Değişik kotlarda teraslar üzerinde inşa edilmiş olan külliye öğeleri, Cami, Evvel Medresesi, Sani Medresesi, Tıp Medresesi, Rabi Medresesi, Salis Medresesi, Tabhane, Darüzziyafe, Bimarhane, Darülhadis Medresesi, Hamam, I. Süleyman Türbesi, Hürrem Sultan Türbesi, Türbedar Odası, Mimar Sinan Türbesi’nden oluşmaktadır.
Külliyenin en önemli öğesi, klasik Osmanlı üslubunu ve sanat tekniklerini en görkemli uygulamalarıyla sergileyen bir başyapıt olan camidir. Açılışını Kanuni’nin Sinan’a yaptırdığı Cami 5-25 Ekim 1557de ibadete açılmıştır.
Süleymaniye’nin mekânsal tasarımında, Osmanlı cami geleneği içinde kalınmış, Ayasofya’nın orta nefindeki iki yarım kubbeli orta kubbe şeması yenilenmiştir. Ayasofya şemasının olanakları, kendi çağının deneyimi ve İslam camiinin işlevsel istekleri içinde gerçekleştirilmiştir. Süleymaniye örtü sisteminin strüktürel yapısı, namaz mekânının geometrisini hiçbir şekilde bozmayan, üstün bir strüktür tasarımının cami çeperlerinin mimarisi ile bütünleştiği bir yeni zaman yapısıdır.
Strüktürel kurgusunun her şeye egemen olan geometrik katılığı, bunun yanında kubbeyi taşıyan “Kudret Kemerleri”, Evliya Çelebi’nin “güya cennet mahfili” dediği müezzin mahfili, yedi sütun üzerindeki vaiz kürsüsü, fil ayaklarına dayalı aşir kürsüleri, Sinan’ın “dehre nümune kalmış, anın naziri felekte ne gelur, ne gelecektir” dediği abanoz vaiz kürsüsü, klasik mukarnasları, geometrik desenli korkulukları, iki renkli taşlı kemerleri, pencere vitrayları, giriş kapısı üzerindeki ısınan ve kirlenen havayı alıp dışarı veren hava temizleme odası, “Beyaz Harem” de denilen, tümüyle büyük beyaz mermer döşeli, ortasında on pencereli şadırvanıyla avlusu yapının dikkat çeken öğeleridir.
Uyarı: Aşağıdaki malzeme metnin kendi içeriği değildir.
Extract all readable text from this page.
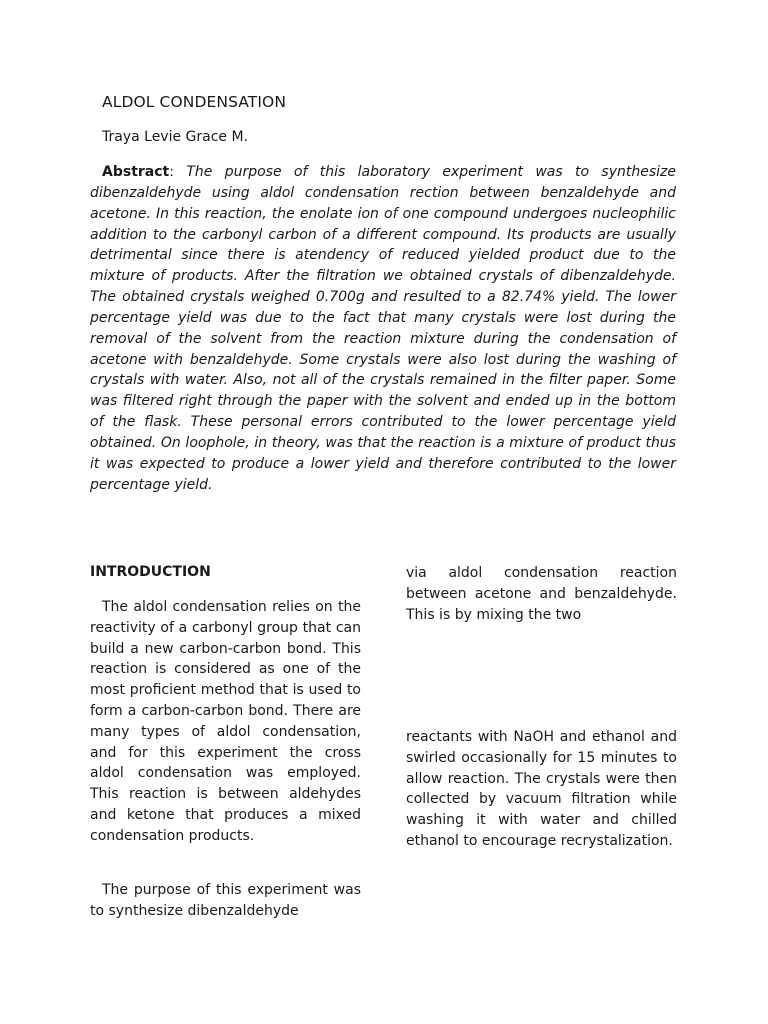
ALDOL CONDENSATION

Traya Levie Grace M.

Abstract: The purpose of this laboratory experiment was to synthesize dibenzaldehyde using aldol condensation rection between benzaldehyde and acetone. In this reaction, the enolate ion of one compound undergoes nucleophilic addition to the carbonyl carbon of a different compound. Its products are usually detrimental since there is atendency of reduced yielded product due to the mixture of products. After the filtration we obtained crystals of dibenzaldehyde. The obtained crystals weighed 0.700g and resulted to a 82.74% yield. The lower percentage yield was due to the fact that many crystals were lost during the removal of the solvent from the reaction mixture during the condensation of acetone with benzaldehyde. Some crystals were also lost during the washing of crystals with water. Also, not all of the crystals remained in the filter paper. Some was filtered right through the paper with the solvent and ended up in the bottom of the flask. These personal errors contributed to the lower percentage yield obtained. On loophole, in theory, was that the reaction is a mixture of product thus it was expected to produce a lower yield and therefore contributed to the lower percentage yield.

INTRODUCTION

The aldol condensation relies on the reactivity of a carbonyl group that can build a new carbon-carbon bond. This reaction is considered as one of the most proficient method that is used to form a carbon-carbon bond. There are many types of aldol condensation, and for this experiment the cross aldol condensation was employed. This reaction is between aldehydes and ketone that produces a mixed condensation products.

The purpose of this experiment was to synthesize dibenzaldehyde

via aldol condensation reaction between acetone and benzaldehyde. This is by mixing the two

reactants with NaOH and ethanol and swirled occasionally for 15 minutes to allow reaction. The crystals were then collected by vacuum filtration while washing it with water and chilled ethanol to encourage recrystalization.
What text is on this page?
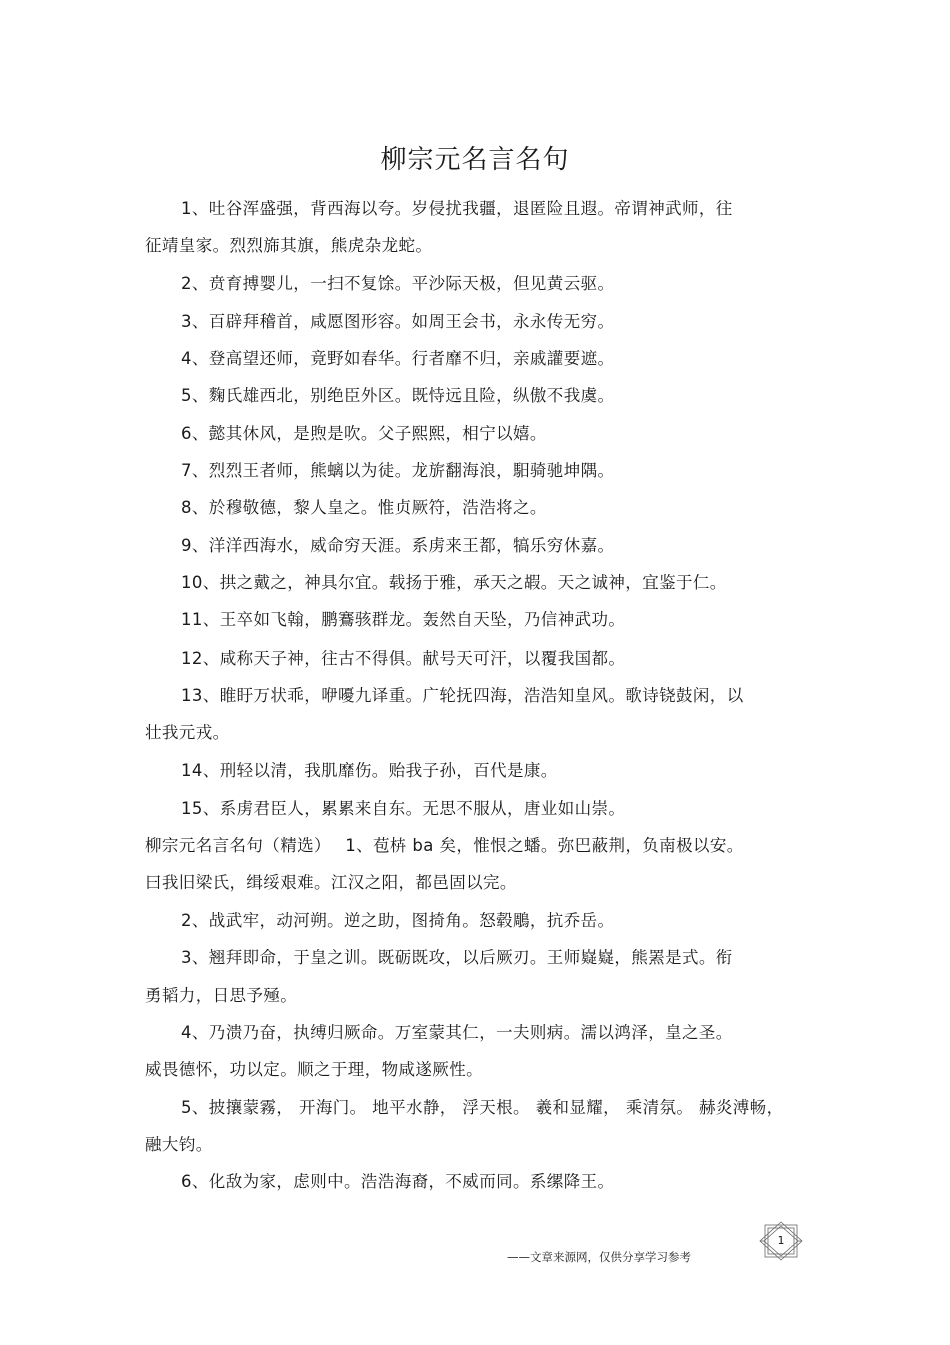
柳宗元名言名句
1、吐谷浑盛强，背西海以夸。岁侵扰我疆，退匿险且遐。帝谓神武师，往
征靖皇家。烈烈旆其旗，熊虎杂龙蛇。
2、贲育搏婴儿，一扫不复馀。平沙际天极，但见黄云驱。
3、百辟拜稽首，咸愿图形容。如周王会书，永永传无穷。
4、登高望还师，竟野如春华。行者靡不归，亲戚讙要遮。
5、麴氏雄西北，别绝臣外区。既恃远且险，纵傲不我虞。
6、懿其休风，是煦是吹。父子熙熙，相宁以嬉。
7、烈烈王者师，熊螭以为徒。龙旂翻海浪，馹骑驰坤隅。
8、於穆敬德，黎人皇之。惟贞厥符，浩浩将之。
9、洋洋西海水，威命穷天涯。系虏来王都，犒乐穷休嘉。
10、拱之戴之，神具尔宜。载扬于雅，承天之嘏。天之诚神，宜鉴于仁。
11、王卒如飞翰，鹏鶱骇群龙。轰然自天坠，乃信神武功。
12、咸称天子神，往古不得俱。献号天可汗，以覆我国都。
13、睢盱万状乖，咿嚘九译重。广轮抚四海，浩浩知皇风。歌诗铙鼓闲，以
壮我元戎。
14、刑轻以清，我肌靡伤。贻我子孙，百代是康。
15、系虏君臣人，累累来自东。无思不服从，唐业如山崇。
柳宗元名言名句（精选）　 1、苞枿 ba 矣，惟恨之蟠。弥巴蔽荆，负南极以安。
曰我旧梁氏，缉绥艰难。江汉之阳，都邑固以完。
2、战武牢，动河朔。逆之助，图掎角。怒毂鵰，抗乔岳。
3、翘拜即命，于皇之训。既砺既攻，以后厥刃。王师嶷嶷，熊罴是式。衔
勇韬力，日思予殛。
4、乃溃乃奋，执缚归厥命。万室蒙其仁，一夫则病。濡以鸿泽，皇之圣。
威畏德怀，功以定。顺之于理，物咸遂厥性。
5、披攘蒙霧， 开海门。 地平水静， 浮天根。 羲和显耀， 乘清氛。 赫炎溥畅，
融大钧。
6、化敌为家，虑则中。浩浩海裔，不威而同。系缧降王。
——文章来源网，仅供分享学习参考
1
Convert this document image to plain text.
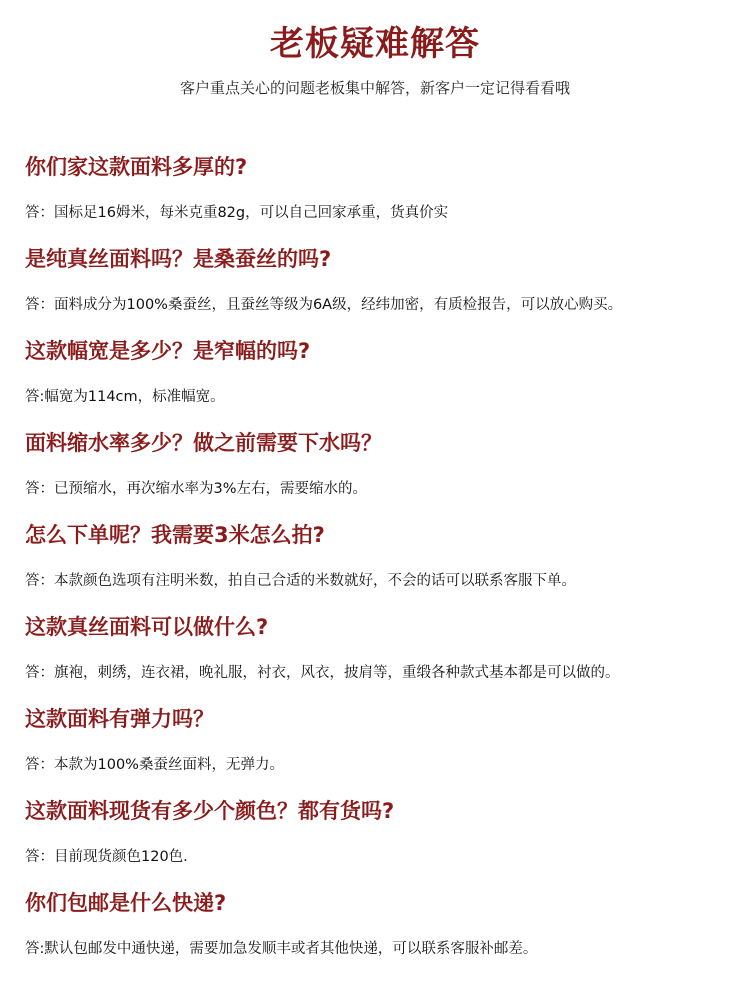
老板疑难解答
客户重点关心的问题老板集中解答，新客户一定记得看看哦
你们家这款面料多厚的?
答：国标足16姆米，每米克重82g，可以自己回家承重，货真价实
是纯真丝面料吗？是桑蚕丝的吗?
答：面料成分为100%桑蚕丝，且蚕丝等级为6A级，经纬加密，有质检报告，可以放心购买。
这款幅宽是多少？是窄幅的吗?
答:幅宽为114cm，标准幅宽。
面料缩水率多少？做之前需要下水吗？
答：已预缩水，再次缩水率为3%左右，需要缩水的。
怎么下单呢？我需要3米怎么拍?
答：本款颜色选项有注明米数，拍自己合适的米数就好，不会的话可以联系客服下单。
这款真丝面料可以做什么?
答：旗袍，刺绣，连衣裙，晚礼服，衬衣，风衣，披肩等，重缎各种款式基本都是可以做的。
这款面料有弹力吗？
答：本款为100%桑蚕丝面料，无弹力。
这款面料现货有多少个颜色？都有货吗?
答：目前现货颜色120色.
你们包邮是什么快递?
答:默认包邮发中通快递，需要加急发顺丰或者其他快递，可以联系客服补邮差。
Bezeme ağırlığının üzerinde toplandığı kitabeler, Ahmed Karahisarı’nin öğrencisi “kıbletü’l küttab” Hasan Çelebi tarafından yazılmıştır.
Süleymaniye bir cami olmaktan çok İstanbul’da da Süleymaniye kent imgesi ile bütünleşmiş, imparatorluğun en simgesel yapısı, peyzaj içindeki konumu ile kentin en güzel siluetinin egemen öğesidir.
Mimar Sinan’ı ve I. Süleyman’ı, sanatla en büyük politik gücün anılarını birleştiren külliye, Osmanlı klasik döneminin yapı tekniğindeki en üst düzeyini ve yapı ekonomisini belgeler. Evliya Çelebi külliyeyi, “Dünyayı seyreden olağanüstü konumuyla İstanbul yaşamının odaklarından biri” olarak tanımlar. Süleymaniye’ye Türk edebiyatında çok atıf yapılmıştır. Mehmed Akif’in “Süleymaniye Kürsüsünde” ve Yahva Kemal’in “Süleymanive’de Bavram Sabahı” adlı şiirleri Süleymaniye’nin İstanbul ve Türk kültüründeki yerini vurgulayan yapıtlardır.